Based on insights from the working groups and digital media/user-experience experts, several important updates were made. The web interface was redesigned to implement user-centered design principles and modern aesthetics, optimized for search, and programmed to function responsively across device platforms. The language throughout the site, including the user manual and database descriptions, was updated to improve clarity and usability. One of the major enhancements was allowing users to easily preview the downloadable data, and filter certain rows by the column values. This was designed to locate and download data of interest more efficiently. Whenever possible, the database will follow the “Findable, Accessible, Interoperable, Reusable” principles (FAIR) to guide data management [19], and efforts will be made to remove and replace tools available behind a paywall with publicly available resources. Links to external databases, additional tools, and publications will be added on an ongoing basis to ensure the database remains an effective and up to date resource to facilitate variant curation, achieved with close collaboration with ClinGen’s TP53 Variant Curation Expert Panel (https://clinicalgenome.org/affiliation/50013/). We also intend to add resources to advance studies on emerging topics, such as the variable LFS phenotypic spectrum and potential role of genetic modifiers, abnormal TP53 variant allele frequency, and TP53-related clonal hematopoiesis. Variant annotation will focus on pertinent new in silico prediction tools and functional assays, mutational signatures and hotspots, investigating variant-specific DNA-binding affinity, characterizing variants-associated neoantigens, haplotype associations, and other mechanisms of p53 impairment. We also seek to include data on additional model organisms (such as Drosophila melanogaster [fruit fly], Dario rerio [zebrafish], Caenorhabditis elegans, among others) to enable comparative genomics studies, promote collaborative research, and maximize the use of reagents and strains of animal models.

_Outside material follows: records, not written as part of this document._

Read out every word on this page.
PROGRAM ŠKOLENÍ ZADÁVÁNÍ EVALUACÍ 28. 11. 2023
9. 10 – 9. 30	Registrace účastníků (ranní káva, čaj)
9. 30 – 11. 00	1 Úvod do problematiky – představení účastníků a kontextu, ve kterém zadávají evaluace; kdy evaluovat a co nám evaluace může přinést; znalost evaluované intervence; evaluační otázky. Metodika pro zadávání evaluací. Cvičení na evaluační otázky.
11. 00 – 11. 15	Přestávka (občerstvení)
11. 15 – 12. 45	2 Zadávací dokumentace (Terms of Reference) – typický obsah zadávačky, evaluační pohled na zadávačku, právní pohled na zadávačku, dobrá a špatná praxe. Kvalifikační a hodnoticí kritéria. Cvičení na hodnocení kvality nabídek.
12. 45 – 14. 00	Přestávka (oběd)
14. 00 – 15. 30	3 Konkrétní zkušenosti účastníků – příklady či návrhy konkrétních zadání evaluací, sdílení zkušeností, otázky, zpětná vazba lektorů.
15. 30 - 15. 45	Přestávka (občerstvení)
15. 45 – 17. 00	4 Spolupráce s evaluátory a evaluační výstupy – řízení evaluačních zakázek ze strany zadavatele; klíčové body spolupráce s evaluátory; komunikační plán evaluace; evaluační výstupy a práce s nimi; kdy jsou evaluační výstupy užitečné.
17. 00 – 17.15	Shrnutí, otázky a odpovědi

The mission of the NCI-Sponsored TP53 Database is to serve as a publicly available resource by providing data to better understand existing and new aspects related to the TP53 gene, its pathways, and the phenotypic manifestations caused by changes in its structure. The NCI TP53 Database team will coordinate data inclusion and curation requests. Prioritization of database updates will be made in consultation with the working groups, and with research consortia and other collaborative efforts such as the LiFT UP study (ClinicalTrials.gov Identifier: NCT04541654) and the ClinGen’s TP53 Variant Curation Expert Panel. Future endeavors will be geared towards curation of new literature, fostering research, collecting and linking resources to new types of data, and integrating collaborative efforts among clinicians, scientists, and commercial laboratories to expand the characterization of both TP53 and LFS.

Disclaimer

Where authors are identified as personnel of the International Agency for Research on Cancer/World Health Organization, the authors alone are responsible for the views expressed in this article and they do not necessarily represent the decisions, policy, or views of the International Agency for Research on Cancer/World Health Organization. The content is solely the responsibility of the authors and does not necessarily represent the official views of the National Institutes of Health.